Nach Paul Baumann als Prediger in der Startphase der Gemeinde gab es immer Zeiten mit angestellten Predigern (Jean-Michel Ummel, Ernst Gerber, Hansulrich Gerber, Korni Siemens) sowie Zeiten, in welchen alle Arbeiten ehrenamtlich im Sinne des „allgemeinen Priestertums“ ausgeführt wurden. Solche Phasen brachten aber die engagierten Gemeindeglieder auch oft an ihre Grenzen. Der Berufsalltag nimmt heute die Personen viel mehr in Anspruch als früher, oftmals sind beide, Mann und Frau, im Berufsleben stark gefordert, so dass weniger Zeit und Kraft für die Gemeinde bleibt als noch vor Jahren. Darum wurde von Dezember 2012 bis September 2015 Johanna Spittler, lutherische Pfarrerin, teilzeitlich engagiert. Seit Oktober 2015 ist nun Dr. theol. Jürg Bräker zu 50% angestellt.
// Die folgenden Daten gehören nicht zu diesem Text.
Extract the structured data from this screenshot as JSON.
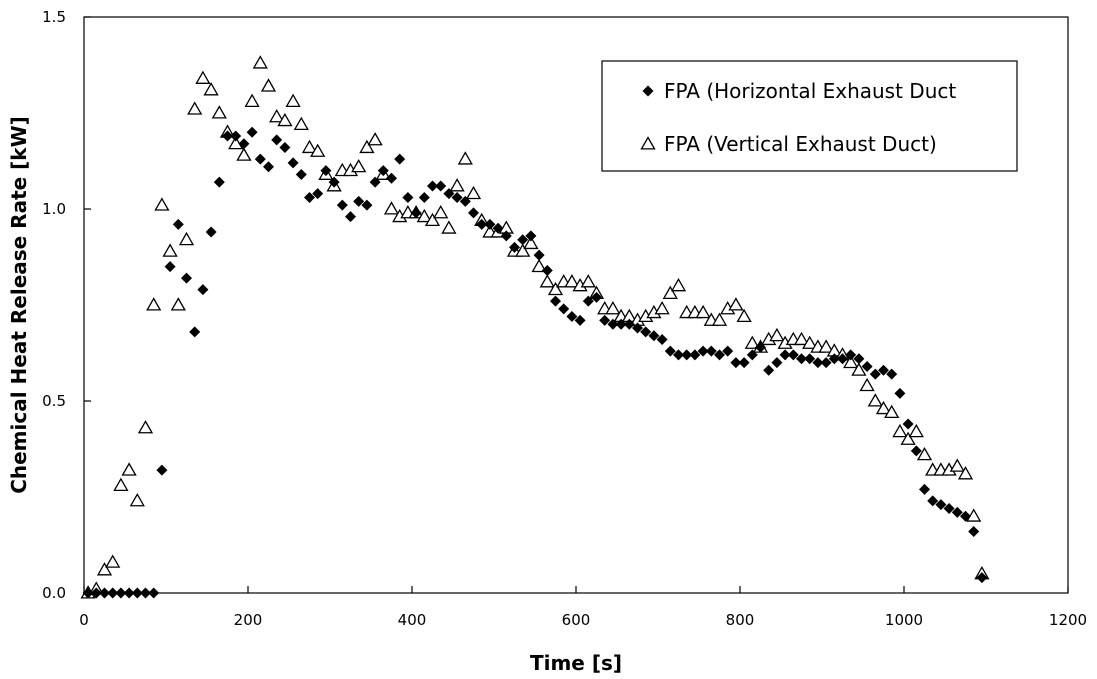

Jürg Bräker ist ebenfalls Generalsekretär der Konferenz der Mennoniten der Schweiz (KMS) und in der Mennonitischen Weltkonferenz engagiert.

4. Gemeindeprogramm heute

Die Hauptveranstaltung der Gemeinde ist der sonntägliche Gottesdienst, zugleich findet Sonntagsschule und Kirchlicher Unterricht statt. Es gibt eine aktive Jugendgruppe. Gemeindeglieder treffen sich zu Besinnung und Gebet, ebenso die Gruppe 60-plus. Einmal im Jahr findet ein Gemeindewochenende auswärts statt. Die Gemeinde feiert regelmäßig zusammen mit der Reformierten Kirchgemeinde Nydegg Gottesdienst und beteiligt sich aktiv am ökumenischen Leben in Bern. Außerdem engagiert sie sich im Haus der Religionen und in der Nacht der Religionen.

5. Theologische Orientierung, Beziehungen zu Mennoniten weltweit

Die Gemeinde orientiert sich bewusst an der Theologie der →Täufer und pflegt den Kontakt zum Theologischen Seminar →Bienenberg bei Basel. Die unterschiedlichen Personen, die sich an der Verkündigung in der Gemeinde beteiligen, bringen unweigerlich auch eine Vielfalt in der Auslegung der Heiligen Schrift mit sich, was in erster Linie als eine Bereicherung erfahren wird.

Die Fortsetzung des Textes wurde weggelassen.